Ms. Bair, who has been outspoken since assuming her job in 2006, said the crisis was “the culmination of a decades-long process by which our national policies have distorted economic activity” away from savings and investment in industry and toward consumer consumption, housing and finance.
Ms. Schapiro cited lax regulation of asset-backed securities, an excessive reliance on credit rating agencies, executive compensation that encouraged unhealthy risk-taking and a failure to oversee hedge funds and private equity funds.
She expressed sympathy for the idea of a council of regulators “with the power to evaluate risk across the financial sector,” and added, “large, interconnected institutions should be supervised on a consolidated basis.”
The House last month adopted an overhaul that would give the government new powers to break up huge companies, create a consumer financial protection agency and tighten oversight of derivates trading. The Senate has yet to vote on the measure.
Of the cases, 1,842 involved more than $1 million in losses. As of November, federal charges related to mortgage fraud were pending against 826 defendants.
Lanny A. Breuer, the assistant attorney general for the Justice Department’s criminal division, said prosecutors were focused not only on lenders that underwrote risky mortgages, but also on companies that packaged and sold the mortgages to investors.
“We absolutely are looking at the conduct of the securitizers themselves, and what did they say to those who purchased the securitizations; and what did they say about the underlying conduct,” Mr. Breuer said.
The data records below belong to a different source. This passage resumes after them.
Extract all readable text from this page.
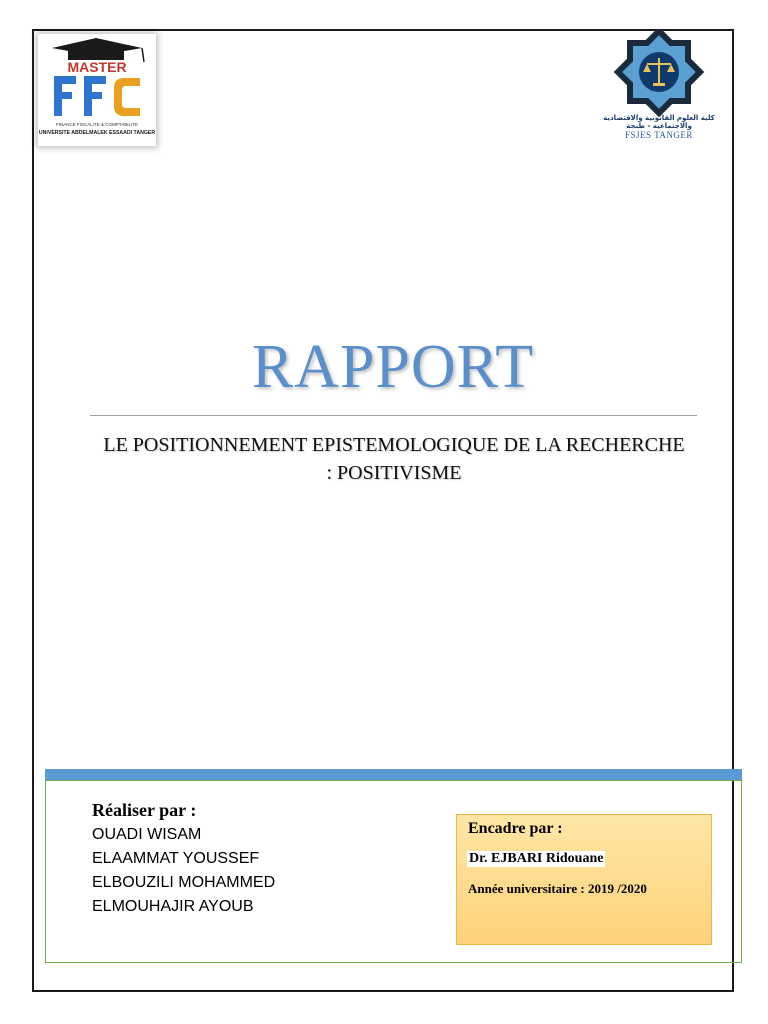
MASTER
FINANCE FISCALITE & COMPTABILITE
UNIVERSITE ABDELMALEK ESSAADI TANGER
كلية العلوم القانونية والاقتصادية والاجتماعية - طنجة
FSJES TANGER
RAPPORT
LE POSITIONNEMENT EPISTEMOLOGIQUE DE LA RECHERCHE : POSITIVISME
Réaliser par :
OUADI WISAM
ELAAMMAT YOUSSEF
ELBOUZILI MOHAMMED
ELMOUHAJIR AYOUB
Encadre par :
Dr. EJBARI Ridouane
Année universitaire : 2019 /2020
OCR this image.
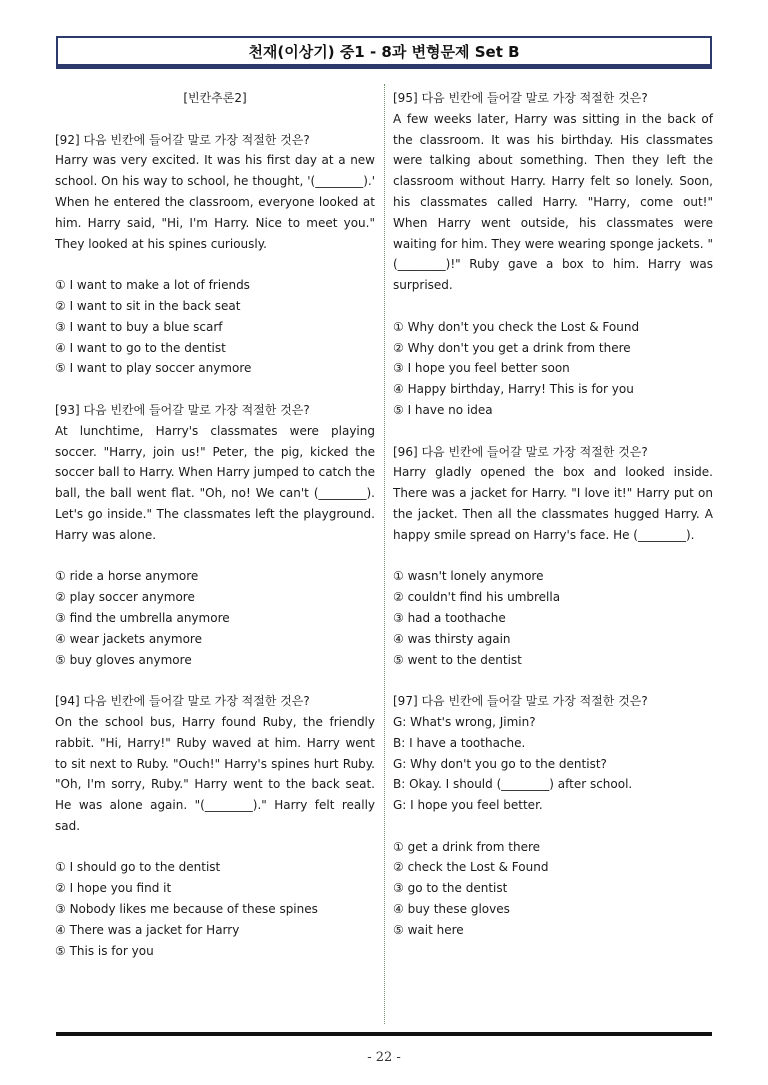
천재(이상기) 중1 - 8과 변형문제 Set B
[빈칸추론2]
[92] 다음 빈칸에 들어갈 말로 가장 적절한 것은?
Harry was very excited. It was his first day at a new school. On his way to school, he thought, '(________).' When he entered the classroom, everyone looked at him. Harry said, "Hi, I'm Harry. Nice to meet you." They looked at his spines curiously.
① I want to make a lot of friends
② I want to sit in the back seat
③ I want to buy a blue scarf
④ I want to go to the dentist
⑤ I want to play soccer anymore
[93] 다음 빈칸에 들어갈 말로 가장 적절한 것은?
At lunchtime, Harry's classmates were playing soccer. "Harry, join us!" Peter, the pig, kicked the soccer ball to Harry. When Harry jumped to catch the ball, the ball went flat. "Oh, no! We can't (________). Let's go inside." The classmates left the playground. Harry was alone.
① ride a horse anymore
② play soccer anymore
③ find the umbrella anymore
④ wear jackets anymore
⑤ buy gloves anymore
[94] 다음 빈칸에 들어갈 말로 가장 적절한 것은?
On the school bus, Harry found Ruby, the friendly rabbit. "Hi, Harry!" Ruby waved at him. Harry went to sit next to Ruby. "Ouch!" Harry's spines hurt Ruby. "Oh, I'm sorry, Ruby." Harry went to the back seat. He was alone again. "(________)." Harry felt really sad.
① I should go to the dentist
② I hope you find it
③ Nobody likes me because of these spines
④ There was a jacket for Harry
⑤ This is for you
[95] 다음 빈칸에 들어갈 말로 가장 적절한 것은?
A few weeks later, Harry was sitting in the back of the classroom. It was his birthday. His classmates were talking about something. Then they left the classroom without Harry. Harry felt so lonely. Soon, his classmates called Harry. "Harry, come out!" When Harry went outside, his classmates were waiting for him. They were wearing sponge jackets. "(________)!" Ruby gave a box to him. Harry was surprised.
① Why don't you check the Lost & Found
② Why don't you get a drink from there
③ I hope you feel better soon
④ Happy birthday, Harry! This is for you
⑤ I have no idea
[96] 다음 빈칸에 들어갈 말로 가장 적절한 것은?
Harry gladly opened the box and looked inside. There was a jacket for Harry. "I love it!" Harry put on the jacket. Then all the classmates hugged Harry. A happy smile spread on Harry's face. He (________).
① wasn't lonely anymore
② couldn't find his umbrella
③ had a toothache
④ was thirsty again
⑤ went to the dentist
[97] 다음 빈칸에 들어갈 말로 가장 적절한 것은?
G: What's wrong, Jimin?
B: I have a toothache.
G: Why don't you go to the dentist?
B: Okay. I should (________) after school.
G: I hope you feel better.
① get a drink from there
② check the Lost & Found
③ go to the dentist
④ buy these gloves
⑤ wait here
- 22 -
But several state officials told the panel that federal action had come too late — a point made by the commission’s chairman, Phil Angelides, who said the head of the F.B.I.’s criminal division had warned in 2004 of an “epidemic” of mortgage fraud that, if unchecked, could match the savings-and-loan crisis of the 1980s in magnitude.
“In the years preceding the crisis, federal regulators often showed no interest in exercising their regulatory authority, or worse, actively hampered state authority,” Lisa Madigan, the Illinois attorney general, told the commission.
The Federal Reserve failed to tighten underwriting standards, while the Office of the Comptroller of the Currency and the Office of Thrift Supervision were “actively engaged in a campaign to thwart state efforts to avert the coming crisis,” she said.
John W. Suthers, the Colorado attorney general, described the fallout from the housing crisis. He spoke of “a dramatic shift in consumer complaints” in the last two years.
“We are receiving fewer complaints about mortgage originators,” Mr. Suthers testified, “and we now have voluminous complaints about mortgage servicing and foreclosure relief scams.”
Denise Voigt Crawford, the Texas securities commissioner, called the erosion of state regulatory and enforcement powers “a significant factor in the severity of the financial meltdown.”
Ms. Crawford gave the S.E.C. an overall grade of D-minus, but its regional offices a grade of A-plus.
“It’s only in Washington that we’ve had this problem, and it’s not always been the case,” she said.
“Prior to about 10 years ago, the S.E.C. was, in our estimation, the crown jewel of the federal agencies.”